Впрочем, границы неба падших как аллегории современного грехопадения в художественных мирах Ю. Полякова и подвижней, и определённей. Художественный образ, вбирая предметную конкретику нашего эклектического бытия, смыкается с вещественным символом: и в самой теме падшести мира, и в истолковании её идеологического подтекста. Неслучайно название повести-памфлета «Демгородок» расшифровывается и как городок (страна) демоса, и как область разгула демонических сил. Двойственные мотивы игры и заигрывания верхов с низами претворяются то в добродушно-ироничных и сентиментально-сказочных пластах повествования, то в откровенно сатирических – в духе щедринской истории о жителях города Глупова. Автор не скрывает, что строительство «Возрождённого Отечества» на костях «антинародного режима» [1, II, 25] не имеет никакого отношения к подлинному благоустройству национальной жизни. Это подтверждают параллели и ряды возможных замещений: строительство Демгородка – вместо АЭС, или посёлка писателей, или Академгородка и т. д.
А что вспоминает герой-рассказчик «Козлёнка» о той поре, к которой приурочено действие романа?

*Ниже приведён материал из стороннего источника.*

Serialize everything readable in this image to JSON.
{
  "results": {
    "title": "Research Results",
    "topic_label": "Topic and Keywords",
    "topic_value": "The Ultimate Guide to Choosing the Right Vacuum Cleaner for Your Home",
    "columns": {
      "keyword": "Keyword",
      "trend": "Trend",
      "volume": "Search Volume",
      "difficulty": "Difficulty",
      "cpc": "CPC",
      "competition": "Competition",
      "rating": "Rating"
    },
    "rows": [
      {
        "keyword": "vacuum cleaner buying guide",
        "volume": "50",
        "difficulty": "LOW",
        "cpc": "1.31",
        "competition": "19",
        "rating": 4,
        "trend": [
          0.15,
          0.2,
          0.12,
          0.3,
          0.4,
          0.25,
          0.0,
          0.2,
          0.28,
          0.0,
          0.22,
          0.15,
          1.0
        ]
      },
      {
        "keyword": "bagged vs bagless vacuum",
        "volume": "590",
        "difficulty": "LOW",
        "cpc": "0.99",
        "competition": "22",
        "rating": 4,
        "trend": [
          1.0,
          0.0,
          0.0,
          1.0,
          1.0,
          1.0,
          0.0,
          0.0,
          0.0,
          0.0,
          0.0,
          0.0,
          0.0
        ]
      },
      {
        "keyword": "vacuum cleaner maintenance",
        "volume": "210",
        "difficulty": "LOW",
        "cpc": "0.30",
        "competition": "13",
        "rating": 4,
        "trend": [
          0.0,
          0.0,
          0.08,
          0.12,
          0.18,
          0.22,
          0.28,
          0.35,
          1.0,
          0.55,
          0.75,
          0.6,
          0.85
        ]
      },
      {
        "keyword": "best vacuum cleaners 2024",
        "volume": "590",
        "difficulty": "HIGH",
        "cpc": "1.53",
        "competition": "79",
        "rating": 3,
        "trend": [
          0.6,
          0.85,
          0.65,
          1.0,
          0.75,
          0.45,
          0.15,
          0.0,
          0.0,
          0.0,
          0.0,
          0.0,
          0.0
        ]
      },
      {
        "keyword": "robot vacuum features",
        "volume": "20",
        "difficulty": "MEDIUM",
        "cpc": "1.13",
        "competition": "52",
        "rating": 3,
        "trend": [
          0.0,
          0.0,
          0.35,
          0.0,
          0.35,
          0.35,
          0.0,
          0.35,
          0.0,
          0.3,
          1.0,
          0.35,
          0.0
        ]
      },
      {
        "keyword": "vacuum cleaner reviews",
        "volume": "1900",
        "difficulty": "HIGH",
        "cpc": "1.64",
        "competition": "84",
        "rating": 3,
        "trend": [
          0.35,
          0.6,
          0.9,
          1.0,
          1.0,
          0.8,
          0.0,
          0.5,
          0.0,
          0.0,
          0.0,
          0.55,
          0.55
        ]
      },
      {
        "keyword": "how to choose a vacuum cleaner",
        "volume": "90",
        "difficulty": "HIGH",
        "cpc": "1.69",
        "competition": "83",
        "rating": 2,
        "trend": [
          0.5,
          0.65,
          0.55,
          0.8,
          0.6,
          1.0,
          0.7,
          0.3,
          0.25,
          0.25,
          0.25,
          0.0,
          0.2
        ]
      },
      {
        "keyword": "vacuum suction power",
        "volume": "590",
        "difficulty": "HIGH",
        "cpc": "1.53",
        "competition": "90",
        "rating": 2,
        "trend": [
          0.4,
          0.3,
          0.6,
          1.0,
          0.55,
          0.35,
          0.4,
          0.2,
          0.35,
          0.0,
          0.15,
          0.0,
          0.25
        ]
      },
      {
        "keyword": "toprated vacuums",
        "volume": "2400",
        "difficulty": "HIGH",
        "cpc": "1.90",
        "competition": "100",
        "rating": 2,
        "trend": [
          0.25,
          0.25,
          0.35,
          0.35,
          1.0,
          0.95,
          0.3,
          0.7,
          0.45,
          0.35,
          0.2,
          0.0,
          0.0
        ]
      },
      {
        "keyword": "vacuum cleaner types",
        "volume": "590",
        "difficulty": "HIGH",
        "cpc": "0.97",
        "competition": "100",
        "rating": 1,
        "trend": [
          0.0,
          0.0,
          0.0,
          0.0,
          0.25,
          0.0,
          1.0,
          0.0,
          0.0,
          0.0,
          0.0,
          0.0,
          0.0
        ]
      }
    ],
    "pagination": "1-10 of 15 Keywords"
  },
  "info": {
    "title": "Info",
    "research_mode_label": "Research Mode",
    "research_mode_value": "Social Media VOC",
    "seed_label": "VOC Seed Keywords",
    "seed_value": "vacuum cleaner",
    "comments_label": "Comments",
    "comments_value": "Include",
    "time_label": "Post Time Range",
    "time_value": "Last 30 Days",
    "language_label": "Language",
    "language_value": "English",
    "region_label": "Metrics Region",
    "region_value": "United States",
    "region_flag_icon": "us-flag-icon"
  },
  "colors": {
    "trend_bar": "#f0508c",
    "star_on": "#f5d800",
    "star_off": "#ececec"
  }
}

«…Время было замечательное: нашему доверчивому народу уже дали в ручонку погремушку гласности, но пока ещё не отняли от материнской груди социализма» [1, II, 132].
Достаточно чёткая, без каких-либо оговорок характеристика. Тем не менее даже такая – на уровне прямого высказывания – постановка проблемы лишена однозначности. Примечательно название романа-призрака, «принадлежащего» перу нового русского «гения» В. Акашина – «В чашу!» (или, как ныне гово́рят наши братья-малороссы, «до кучи!»). Собственно, к этому единственному слову и сводится весь творческий подвиг Витька́, типичного до недавнего времени выходца из рабочего класса. Через изображение таких же якобы «представителей» народа, терпеливо ждущих своей очереди (в правлении СП, куда за финансовой помощью приходят наш «гений» со своим моральным спонсором), раскрывается и другой смысл «чаши» как символа страны-утопии, страны неисчерпаемых благ: чаша сия – чаша власть имущих, откуда черпают и черпают страждущие.
Иными словами, советскость в прозе Ю. Полякова – не только свойство Системы, но и её мифическая сущность: бездонная чаша, наполненная невесть откуда взявшимися дарами. «Что такое социализм? – иронизирует пишущий заявление о материальной помощи герой. – Гигантская касса взаимопомощи. На том стоим…» [1, II, 211]. Власть в таком ракурсе кажется уже не подавляющей, а раз-дающей, а народ – если и оболваненным, то ровно настолько, насколько ему достаёт прыти воспользоваться распределяемыми в обход очереди благами.
С этой точки зрения весьма сомнительным представляется известный тезис об извечной тяге русских к страданиям и моральному мазохизму. «Кем бы были Татьяна Ларина, Дмитрий Карамазов или Анна Каренина без мазохизма? “Излечить” их от мазохизма – значило бы отнять у них значительную часть эстетической привлекательности» [7, 247].
Конечно, Анка-перемётчица из романа «Козлёнок в молоке» – не Татьяна Ларина, а Андрей Каракозин из романа «Замыслил я побег…» – не Болконский и тем более не Карамазов. Но разве не подтверждают их характеры и поведение как раз то, что столь лелеемый западными советологами «русский мазохизм» (если он действительно составлял уродливую сторону относительно благополучного общества 1970-х – начала 1980-х) давно перешёл в разряд условных – так сказать, ролевых масок «рядового советского человека».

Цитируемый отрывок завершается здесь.